Après le déluge, Deucalion et Pyrrha créèrent une nouvelle race d'hommes en lançant des pierres (Pindare, Olympiques, IX, 42-53). Chez (le pseudo-)Apollodore plus tardif, cela leur ait octroyé par Zeus et ils lancent aussi des pierres, sans autre précision non plus, d'où naissent ces nouveaux hommes (Biliothèque, I, 7, 2).
Mais chez Ovide, Métamorphoses (1, 383 et suiv), la formulation est plus innovante... Ils doivent jeter derrière eux les "os de leur grand-mère" – ils sont choqués et étonnés au début, puis finissent par comprendre que s'agissant de Gaia, autrement dit de la Terre. Ils en déduisent qu'ils ont en fait à lancer de simple pierres...

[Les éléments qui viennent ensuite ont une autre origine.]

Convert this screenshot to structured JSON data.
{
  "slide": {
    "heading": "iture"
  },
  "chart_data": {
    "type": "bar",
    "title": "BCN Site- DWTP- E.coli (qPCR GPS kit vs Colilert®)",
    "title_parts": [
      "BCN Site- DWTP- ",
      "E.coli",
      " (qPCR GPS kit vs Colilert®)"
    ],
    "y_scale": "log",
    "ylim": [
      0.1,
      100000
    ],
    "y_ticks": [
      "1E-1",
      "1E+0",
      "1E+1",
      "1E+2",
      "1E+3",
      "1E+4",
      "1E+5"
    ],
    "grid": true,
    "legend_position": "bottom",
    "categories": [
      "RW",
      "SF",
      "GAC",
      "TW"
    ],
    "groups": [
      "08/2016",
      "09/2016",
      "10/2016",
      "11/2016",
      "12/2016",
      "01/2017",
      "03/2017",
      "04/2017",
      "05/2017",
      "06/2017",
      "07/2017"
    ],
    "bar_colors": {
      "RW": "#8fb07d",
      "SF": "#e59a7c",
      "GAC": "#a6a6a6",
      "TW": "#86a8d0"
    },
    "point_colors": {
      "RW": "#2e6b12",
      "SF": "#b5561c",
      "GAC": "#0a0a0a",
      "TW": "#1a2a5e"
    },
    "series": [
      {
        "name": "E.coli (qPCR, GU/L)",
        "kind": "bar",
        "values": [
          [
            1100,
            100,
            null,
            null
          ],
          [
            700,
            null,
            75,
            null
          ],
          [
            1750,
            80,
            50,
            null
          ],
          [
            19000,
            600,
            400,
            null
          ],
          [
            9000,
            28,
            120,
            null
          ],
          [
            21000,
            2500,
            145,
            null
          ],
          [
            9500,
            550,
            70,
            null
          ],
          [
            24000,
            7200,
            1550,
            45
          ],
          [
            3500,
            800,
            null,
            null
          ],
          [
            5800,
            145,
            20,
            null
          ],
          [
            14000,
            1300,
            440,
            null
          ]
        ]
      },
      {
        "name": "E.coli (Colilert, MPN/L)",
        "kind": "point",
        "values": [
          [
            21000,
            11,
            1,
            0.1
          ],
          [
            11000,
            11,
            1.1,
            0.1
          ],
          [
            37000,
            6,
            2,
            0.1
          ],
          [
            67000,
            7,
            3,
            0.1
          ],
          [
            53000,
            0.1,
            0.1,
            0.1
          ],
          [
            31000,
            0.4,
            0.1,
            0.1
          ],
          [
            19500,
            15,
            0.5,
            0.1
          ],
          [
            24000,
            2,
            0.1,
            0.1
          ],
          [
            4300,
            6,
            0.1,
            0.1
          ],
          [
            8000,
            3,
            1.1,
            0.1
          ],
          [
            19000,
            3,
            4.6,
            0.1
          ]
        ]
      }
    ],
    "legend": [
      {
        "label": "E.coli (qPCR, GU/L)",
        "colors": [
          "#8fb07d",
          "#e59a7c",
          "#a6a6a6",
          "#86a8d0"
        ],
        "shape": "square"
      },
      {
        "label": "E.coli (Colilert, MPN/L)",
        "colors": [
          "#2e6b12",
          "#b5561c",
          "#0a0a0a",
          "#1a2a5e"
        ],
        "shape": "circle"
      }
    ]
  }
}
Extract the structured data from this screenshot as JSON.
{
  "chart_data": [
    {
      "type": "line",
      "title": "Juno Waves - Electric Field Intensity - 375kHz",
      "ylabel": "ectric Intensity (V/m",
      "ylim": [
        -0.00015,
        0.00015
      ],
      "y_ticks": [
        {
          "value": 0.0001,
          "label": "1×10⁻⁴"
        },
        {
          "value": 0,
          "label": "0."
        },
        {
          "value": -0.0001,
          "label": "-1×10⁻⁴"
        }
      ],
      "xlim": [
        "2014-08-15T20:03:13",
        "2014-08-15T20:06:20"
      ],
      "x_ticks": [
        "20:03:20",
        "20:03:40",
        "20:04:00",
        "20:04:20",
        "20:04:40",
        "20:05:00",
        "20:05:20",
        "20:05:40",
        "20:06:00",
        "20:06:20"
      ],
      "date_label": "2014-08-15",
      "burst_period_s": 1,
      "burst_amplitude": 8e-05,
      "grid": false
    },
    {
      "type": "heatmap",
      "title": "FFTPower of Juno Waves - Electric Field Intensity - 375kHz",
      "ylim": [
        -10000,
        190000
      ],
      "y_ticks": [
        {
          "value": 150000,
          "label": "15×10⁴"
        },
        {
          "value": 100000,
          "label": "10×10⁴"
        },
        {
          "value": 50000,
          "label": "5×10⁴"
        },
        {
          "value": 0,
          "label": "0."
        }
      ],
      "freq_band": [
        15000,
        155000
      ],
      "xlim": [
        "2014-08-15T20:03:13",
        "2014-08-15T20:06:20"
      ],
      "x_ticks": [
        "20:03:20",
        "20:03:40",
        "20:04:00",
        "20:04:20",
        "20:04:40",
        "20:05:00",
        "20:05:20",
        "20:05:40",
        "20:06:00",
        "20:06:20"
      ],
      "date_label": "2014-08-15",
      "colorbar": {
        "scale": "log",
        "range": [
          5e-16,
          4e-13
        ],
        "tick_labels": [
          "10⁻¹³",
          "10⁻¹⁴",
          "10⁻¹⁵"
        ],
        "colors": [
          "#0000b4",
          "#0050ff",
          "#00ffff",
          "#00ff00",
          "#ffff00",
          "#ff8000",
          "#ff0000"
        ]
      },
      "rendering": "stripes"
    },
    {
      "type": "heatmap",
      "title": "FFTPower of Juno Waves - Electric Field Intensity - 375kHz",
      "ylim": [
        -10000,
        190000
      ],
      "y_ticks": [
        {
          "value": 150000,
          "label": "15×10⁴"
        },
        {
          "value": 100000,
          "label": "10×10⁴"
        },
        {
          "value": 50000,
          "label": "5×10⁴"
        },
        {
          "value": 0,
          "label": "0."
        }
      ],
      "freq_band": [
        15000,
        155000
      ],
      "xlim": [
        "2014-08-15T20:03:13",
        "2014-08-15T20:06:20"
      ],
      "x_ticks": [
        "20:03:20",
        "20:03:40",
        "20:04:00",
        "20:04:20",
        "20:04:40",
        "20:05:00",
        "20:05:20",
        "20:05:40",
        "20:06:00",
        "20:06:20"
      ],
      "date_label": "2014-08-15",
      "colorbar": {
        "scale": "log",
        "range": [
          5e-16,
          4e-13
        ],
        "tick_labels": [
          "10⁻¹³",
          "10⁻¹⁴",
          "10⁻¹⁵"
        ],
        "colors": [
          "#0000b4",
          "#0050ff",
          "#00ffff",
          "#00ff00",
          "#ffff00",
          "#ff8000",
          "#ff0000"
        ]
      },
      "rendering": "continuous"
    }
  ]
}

Dans le texte susmentionné d'Apollodore, la transformation de Ceyx et Alcyoné en oiseaux vient peu de temps après ce passage (I, 7, 4). C'est un motif qu'a étudié Kristine Larsen, "Oiseaux marins et étoiles du matin — Céyx, Alcyone et les métamorphoses d’Eärendil et Elwing", publié en traduction française dans Tolkien, le façonnement d'un mode, vol. 2, Astronomie & Géographie, Le Dragon de Brume, 2014, en convoquant (surtout) Ovide et ses Métamorphoses – quoique le passage en question soit bien plus loin dans cet ouvrage (à savoir au livre XI) que celui concernant ici Deucalion. Sans prétention à l'exhaustivité, je note que les Métamorphoses d'Ovide étaient aussi convoquées à la marge par Nicolas Liau, "la catabase : Tolkien et la tradition antique" (disponible sur Tolkiendil) ; ou encore par Alain Lefèvre, "À propos d’une dryade déchevelée", in Miscellanées en Terre du Milieu : Fées, navigateurs & cartographes, Le Dragon de Brume, 2017, en autres auteurs antiques, à propos de la figure de la "dryade déchevelée" d'Ithilien et le mythe d'Orphée (un lien entre l'Ithilien et les auteurs antiques - mais sans Ovide ce coup-là - ayant été précédemment esquissé dans son "Asphodèles et amarantes — Champs élyséens de mallos et d’alfirin" en 2011, disponible sur Tolkiendil). J'imagine que d'autres commentateurs et essayistes ont aussi analysés des thèmes semblables (je suis preneur de ressources à ces sujets...)
Évidemment, cette seule mention des "os de la terre" de nos Ents ne colle pas parfaitement avec celle du mythe relaté par Ovide, où il s'agit de la race renouvelée des hommes après le déluge...
Pour autant, est-ce que cela ne pourrait pas être un autre exemple de réappropriation possible par Tolkien d'un motif gréco-latin, renforçant en particulier les liens toujours plus nombreux de son œuvre avec celle d'Ovide ?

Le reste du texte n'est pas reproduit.